Wednesday, August 21, 2024

OH LOOK, BLINKY THINGS!

Like many middle-aged men I find myself hopping up and down and cussing furiously after my physical coordination has come a cropper. Then I get distracted by something I see, and forget all about the stubbed toe or bruised elbow. Oh wow, look at all the boxes!
Empty cigar boxes! Mostly empty. How many of these things do I have?

They're useful. Not that I have actually used many of them. But boxes are nice.

Sunlight reflected off the ceramics adds light to the room.

Perhaps I should rearrange my pipes?

Why does my foot hurt?

Oh, yes.


The great advantage of cigar boxes is that you can stack them neatly, or slide them out of sight into bookshelves. But when you are not paying attention they multiply.
Even when you hardly smoke cigars, being a pipesmoker.
Maybe a couple of cigars a week.
At most.
Collections and stockpiles are probably a sign of neurosis. Tea pots. Books. Cigar boxes. Drafting equipment (mechanical pencils, many of them architects pencils or fine points).
Tins of pipe tobacco for a rainy day, and a pretty good pipe collection.

All of this accumulated gradually. The pipe collection is large enough that I keep the current rotation on a tea tray near my chair in the teevee room, and the rest in boxes in a bookshelf. Every few months I shake things up a bit, putting some of them away and pulling out others for smoking. There are also a bunch that I need to restore, old damaged briars culled from elsewhere specifically because they are good projects. And a few that I acquired because the specific version of the shape or the glow to the wood, speak of a previous era. There is just something about certain shapes and textures that lures the eye. Three Peterson's that say "early sixties, engineer, Southern Califonia", for instance, or "snooty young man at Harvard". George who liked one particular shape because it hung nicely while he was writing a report after surgery. The American Chinese gentleman whose wife hoped that his pipes would find a good home. The retired fellow who liked to browse for hours on end, the lawyer who died years ago, the ebulient chap whose sudden passing startled all of us.

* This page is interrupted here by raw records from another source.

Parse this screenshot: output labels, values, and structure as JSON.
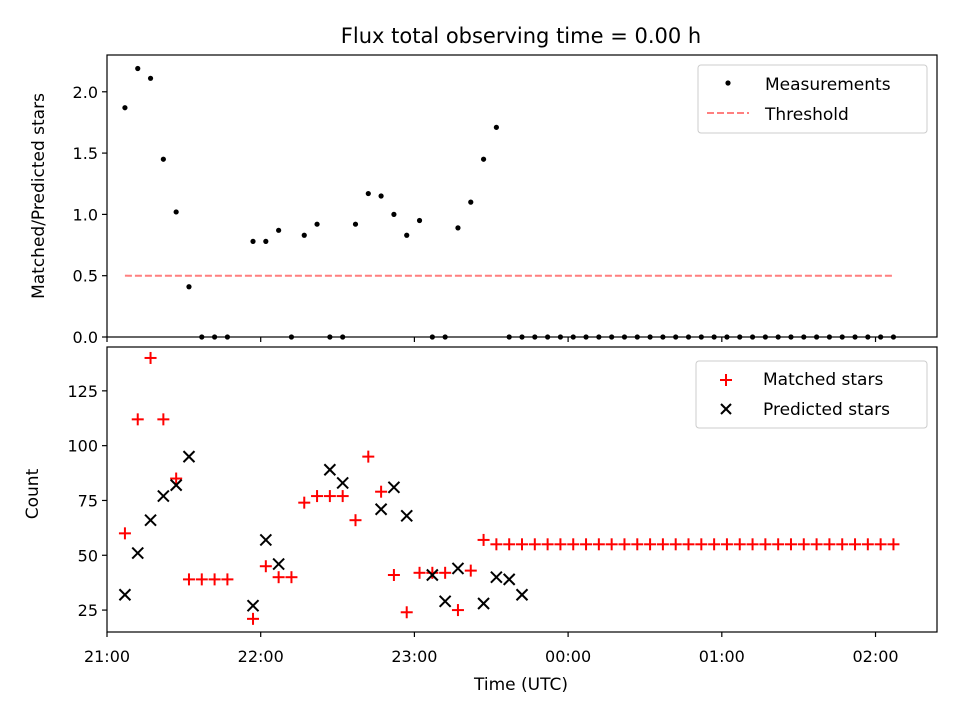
{
  "chart_data": [
    {
      "type": "scatter",
      "title": "Flux total observing time = 0.00 h",
      "xlabel": "",
      "ylabel": "Matched/Predicted stars",
      "xlim": [
        "21:00",
        "02:24"
      ],
      "ylim": [
        0,
        2.3
      ],
      "x_ticks": [
        "21:00",
        "22:00",
        "23:00",
        "00:00",
        "01:00",
        "02:00"
      ],
      "y_ticks": [
        "0.0",
        "0.5",
        "1.0",
        "1.5",
        "2.0"
      ],
      "legend": {
        "placement": "top-right",
        "entries": [
          "Measurements",
          "Threshold"
        ]
      },
      "series": [
        {
          "name": "Measurements",
          "marker": "dot",
          "color": "#000000",
          "x": [
            "21:07",
            "21:12",
            "21:17",
            "21:22",
            "21:27",
            "21:32",
            "21:37",
            "21:42",
            "21:47",
            "21:57",
            "22:02",
            "22:07",
            "22:12",
            "22:17",
            "22:22",
            "22:27",
            "22:32",
            "22:37",
            "22:42",
            "22:47",
            "22:52",
            "22:57",
            "23:02",
            "23:07",
            "23:12",
            "23:17",
            "23:22",
            "23:27",
            "23:32",
            "23:37",
            "23:42",
            "23:47",
            "23:52",
            "23:57",
            "00:02",
            "00:07",
            "00:12",
            "00:17",
            "00:22",
            "00:27",
            "00:32",
            "00:37",
            "00:42",
            "00:47",
            "00:52",
            "00:57",
            "01:02",
            "01:07",
            "01:12",
            "01:17",
            "01:22",
            "01:27",
            "01:32",
            "01:37",
            "01:42",
            "01:47",
            "01:52",
            "01:57",
            "02:02",
            "02:07"
          ],
          "y": [
            1.87,
            2.19,
            2.11,
            1.45,
            1.02,
            0.41,
            0,
            0,
            0,
            0.78,
            0.78,
            0.87,
            0,
            0.83,
            0.92,
            0,
            0,
            0.92,
            1.17,
            1.15,
            1.0,
            0.83,
            0.95,
            0,
            0,
            0.89,
            1.1,
            1.45,
            1.71,
            0,
            0,
            0,
            0,
            0,
            0,
            0,
            0,
            0,
            0,
            0,
            0,
            0,
            0,
            0,
            0,
            0,
            0,
            0,
            0,
            0,
            0,
            0,
            0,
            0,
            0,
            0,
            0,
            0,
            0,
            0
          ]
        },
        {
          "name": "Threshold",
          "style": "dashed",
          "color": "#ff7f7f",
          "x": [
            "21:07",
            "02:07"
          ],
          "y": [
            0.5,
            0.5
          ]
        }
      ]
    },
    {
      "type": "scatter",
      "title": "",
      "xlabel": "Time (UTC)",
      "ylabel": "Count",
      "xlim": [
        "21:00",
        "02:24"
      ],
      "ylim": [
        15,
        145
      ],
      "x_ticks": [
        "21:00",
        "22:00",
        "23:00",
        "00:00",
        "01:00",
        "02:00"
      ],
      "y_ticks": [
        "25",
        "50",
        "75",
        "100",
        "125"
      ],
      "legend": {
        "placement": "top-right",
        "entries": [
          "Matched stars",
          "Predicted stars"
        ]
      },
      "series": [
        {
          "name": "Matched stars",
          "marker": "plus",
          "color": "#ff0000",
          "x": [
            "21:07",
            "21:12",
            "21:17",
            "21:22",
            "21:27",
            "21:32",
            "21:37",
            "21:42",
            "21:47",
            "21:57",
            "22:02",
            "22:07",
            "22:12",
            "22:17",
            "22:22",
            "22:27",
            "22:32",
            "22:37",
            "22:42",
            "22:47",
            "22:52",
            "22:57",
            "23:02",
            "23:07",
            "23:12",
            "23:17",
            "23:22",
            "23:27",
            "23:32",
            "23:37",
            "23:42",
            "23:47",
            "23:52",
            "23:57",
            "00:02",
            "00:07",
            "00:12",
            "00:17",
            "00:22",
            "00:27",
            "00:32",
            "00:37",
            "00:42",
            "00:47",
            "00:52",
            "00:57",
            "01:02",
            "01:07",
            "01:12",
            "01:17",
            "01:22",
            "01:27",
            "01:32",
            "01:37",
            "01:42",
            "01:47",
            "01:52",
            "01:57",
            "02:02",
            "02:07"
          ],
          "y": [
            60,
            112,
            140,
            112,
            85,
            39,
            39,
            39,
            39,
            21,
            45,
            40,
            40,
            74,
            77,
            77,
            77,
            66,
            95,
            79,
            41,
            24,
            42,
            42,
            42,
            25,
            43,
            57,
            55,
            55,
            55,
            55,
            55,
            55,
            55,
            55,
            55,
            55,
            55,
            55,
            55,
            55,
            55,
            55,
            55,
            55,
            55,
            55,
            55,
            55,
            55,
            55,
            55,
            55,
            55,
            55,
            55,
            55,
            55,
            55
          ]
        },
        {
          "name": "Predicted stars",
          "marker": "x",
          "color": "#000000",
          "x": [
            "21:07",
            "21:12",
            "21:17",
            "21:22",
            "21:27",
            "21:32",
            "21:57",
            "22:02",
            "22:07",
            "22:27",
            "22:32",
            "22:47",
            "22:52",
            "22:57",
            "23:07",
            "23:12",
            "23:17",
            "23:27",
            "23:32",
            "23:37",
            "23:42"
          ],
          "y": [
            32,
            51,
            66,
            77,
            82,
            95,
            27,
            57,
            46,
            89,
            83,
            71,
            81,
            68,
            41,
            29,
            44,
            28,
            40,
            39,
            32
          ]
        }
      ]
    }
  ]
}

Even a short Chinese woman who had exacting tastes.
As well as strong opinions, well expressed.

Haven't seen Pauline in years.
She moved to Seattle.

Many of my pipes are items that my father would have liked. Some of them are, in fact, his pipes which he gave to me years ago. I only smoke two of them regularly, the others still have faint whisps of the tobacco he prefered. A blend which when I finally tracked it down had changed. But I could probably reproduce it as it once was.